11/07/2014

Rebellion Against Routine



THE SEVENTH CONTINENT
Michael Haneke, 1989

Have you ever felt drowned in your routine? So drowned that you want to off yourself like a goldfish jumping out of an aquarium?

The Schobers are a well-off Austrian family who plans to migrate to Australia, the seventh continent. But why the f*ck would they leave behind a good life just to risk it all in a place they've never been to before? Michael Haneke aims to answer that question — and the ones in this essay's first paragraph — in his existential feature film debut, The Seventh Continent.

The Seventh Continent shows the life and routine of a middle-class family. The film is divided into three chapters: 1987, 1988, and 1989.




Just like Caché and Funny Games, The Seventh Continent has a small family as its main characters: mother, father, and a child. In this film, daddy Georg (Dieter Berner) is an engineer of some sort, mommy Anna (Birgit Doll) is an optometrist, and baby Eva (Leni Tanzer) is an astute girl.

First sequence of the film has the Schobers inside their car, passively sitting while their car takes a bath. From this very scene, Haneke immediately succeeds in immersing the audience and somehow giving them a glimpse of the family's emotion, if not their state of mind.
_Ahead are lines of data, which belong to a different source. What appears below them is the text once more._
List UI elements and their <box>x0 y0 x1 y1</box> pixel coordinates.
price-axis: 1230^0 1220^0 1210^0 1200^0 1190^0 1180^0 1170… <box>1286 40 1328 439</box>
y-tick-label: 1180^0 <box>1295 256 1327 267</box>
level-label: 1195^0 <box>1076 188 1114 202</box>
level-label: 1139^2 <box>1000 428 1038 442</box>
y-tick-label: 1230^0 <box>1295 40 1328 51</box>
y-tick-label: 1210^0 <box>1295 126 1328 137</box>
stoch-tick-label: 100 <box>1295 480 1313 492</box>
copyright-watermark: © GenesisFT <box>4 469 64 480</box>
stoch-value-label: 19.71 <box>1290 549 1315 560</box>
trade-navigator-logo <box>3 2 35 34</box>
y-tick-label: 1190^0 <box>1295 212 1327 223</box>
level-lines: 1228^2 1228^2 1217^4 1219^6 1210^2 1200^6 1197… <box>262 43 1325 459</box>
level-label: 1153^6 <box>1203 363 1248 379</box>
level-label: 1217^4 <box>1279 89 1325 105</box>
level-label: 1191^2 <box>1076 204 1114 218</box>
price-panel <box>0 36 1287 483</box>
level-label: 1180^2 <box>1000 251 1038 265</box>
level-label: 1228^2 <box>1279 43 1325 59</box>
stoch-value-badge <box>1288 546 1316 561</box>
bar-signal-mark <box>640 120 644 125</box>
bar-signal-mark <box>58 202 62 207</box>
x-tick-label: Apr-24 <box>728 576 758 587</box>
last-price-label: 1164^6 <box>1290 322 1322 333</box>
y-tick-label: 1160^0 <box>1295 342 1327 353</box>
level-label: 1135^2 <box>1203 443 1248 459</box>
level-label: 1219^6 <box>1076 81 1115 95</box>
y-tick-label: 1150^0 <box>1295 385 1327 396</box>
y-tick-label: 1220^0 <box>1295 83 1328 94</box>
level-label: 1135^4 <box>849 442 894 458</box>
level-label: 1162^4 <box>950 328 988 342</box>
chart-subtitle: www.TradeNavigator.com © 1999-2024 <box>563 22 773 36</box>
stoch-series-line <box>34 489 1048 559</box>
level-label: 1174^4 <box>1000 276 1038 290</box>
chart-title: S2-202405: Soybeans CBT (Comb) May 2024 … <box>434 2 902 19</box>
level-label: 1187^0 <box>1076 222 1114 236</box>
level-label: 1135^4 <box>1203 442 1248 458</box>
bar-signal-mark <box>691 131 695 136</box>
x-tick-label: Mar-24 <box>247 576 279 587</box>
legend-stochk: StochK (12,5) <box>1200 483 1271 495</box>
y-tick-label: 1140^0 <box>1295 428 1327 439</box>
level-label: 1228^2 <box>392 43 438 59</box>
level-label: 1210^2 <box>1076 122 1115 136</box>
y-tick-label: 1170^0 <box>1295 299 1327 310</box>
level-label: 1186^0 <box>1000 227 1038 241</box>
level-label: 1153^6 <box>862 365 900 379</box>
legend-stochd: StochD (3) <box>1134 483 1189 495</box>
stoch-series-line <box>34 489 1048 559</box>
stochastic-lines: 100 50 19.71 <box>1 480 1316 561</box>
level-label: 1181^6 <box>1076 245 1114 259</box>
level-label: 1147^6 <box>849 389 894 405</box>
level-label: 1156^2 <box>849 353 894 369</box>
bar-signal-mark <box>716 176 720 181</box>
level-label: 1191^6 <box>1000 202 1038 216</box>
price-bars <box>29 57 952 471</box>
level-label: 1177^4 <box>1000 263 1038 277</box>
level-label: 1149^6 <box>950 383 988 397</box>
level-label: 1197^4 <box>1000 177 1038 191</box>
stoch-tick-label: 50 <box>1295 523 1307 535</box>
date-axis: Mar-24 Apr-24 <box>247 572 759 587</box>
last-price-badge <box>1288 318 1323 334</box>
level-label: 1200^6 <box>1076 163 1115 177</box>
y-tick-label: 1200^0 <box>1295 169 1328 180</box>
Then follows a series of close-ups, not of the characters' face but of mundane everyday stuff: from the alarm clock to the door knob... up to the cash register.





You might have to watch The Seventh Continent again right after it's done. It's one of those films that make you ask, "Okay. What the f*ck did I just watch?" It can leave you incredibly pissed and dumbfounded if you haven't seen any of Haneke's film yet.

What we have here is a pissed off movie. Pissed off and bitter at life and its painful routine. Through the rampant close-ups of everyday stuff, Haneke aims to accentuate the pointlessness of routine existence. At the same time, it shows us the tempting beauty of the beyond, how the freedom the other side offers seems irresistible.

The auteur's trademark static shots emanate a creepy mood of passivity. The humdrum existence. The what-the-f*ck fact of life.

With the help of film editor Marie Homolkova, Haneke achieves that "to see or not to see" question. One sequence directly switches from Eva's "blindness" to the blinding close-up of an eye, Anna's customer having her eyes checked. Haneke puts his audience on the horns of a dilemma: do you still want to see more of this life's apathetic and pretentious routine?




My fave moment — and probably the most remarkable moment — from the film is the money flushing scene. It is simple yet masterfully shot. With the flushing noise being the only sound present, one can feel the stillness of the moment, the frustration of seeing lots of money being reduced to sewer contents. That particular scene is a blatant "f*ck you" to the materialistic notion of "a good life."

The performances are generally neat. Miss Doll looks a bit like Juliette Binoche in Caché, she impressively conveys the suppressed frustration of Anna. (Her second car wash scene is one of the film's WTF moments.) Berner is also good as the patriarch, his haunting eyes contribute to the film's creepy tone. Miss Tanzer is simply compelling as the peculiar and precocious daughter.





If you love life and is one of those people who spout GV online and beyond, you might wanna check out The Seventh Continent. Hey. You said you love life, right? Love means accepting — not just tolerating — one's flaws. That's what Haneke explores in this film: the perpetual flaws of life.

Conversely if you're depressed, I don't think it's a good idea to watch this film. It has the immense power to make one take the same exit path the Schobers took.

We do the best we can to not let life pass us by, when we are indeed the ones who are passing by in life. We are nothing but mere passersby in this thing called life. The Schobers saw that, they realized how futile all their struggles are. Struggles and the success that might come after it are for mere egotistic and aesthetic purposes only, that's the vibe I got from Haneke's film.

A defeatist approach towards existentialism? Nein. More like a triumphantly in-your-face discussion of life. Although quite Bergmanesque at times, The Seventh Continent is an unflinching and original look at existentialism.

In a nutshell, this brilliant film is a simple rebellion against the complexity of life and its routines.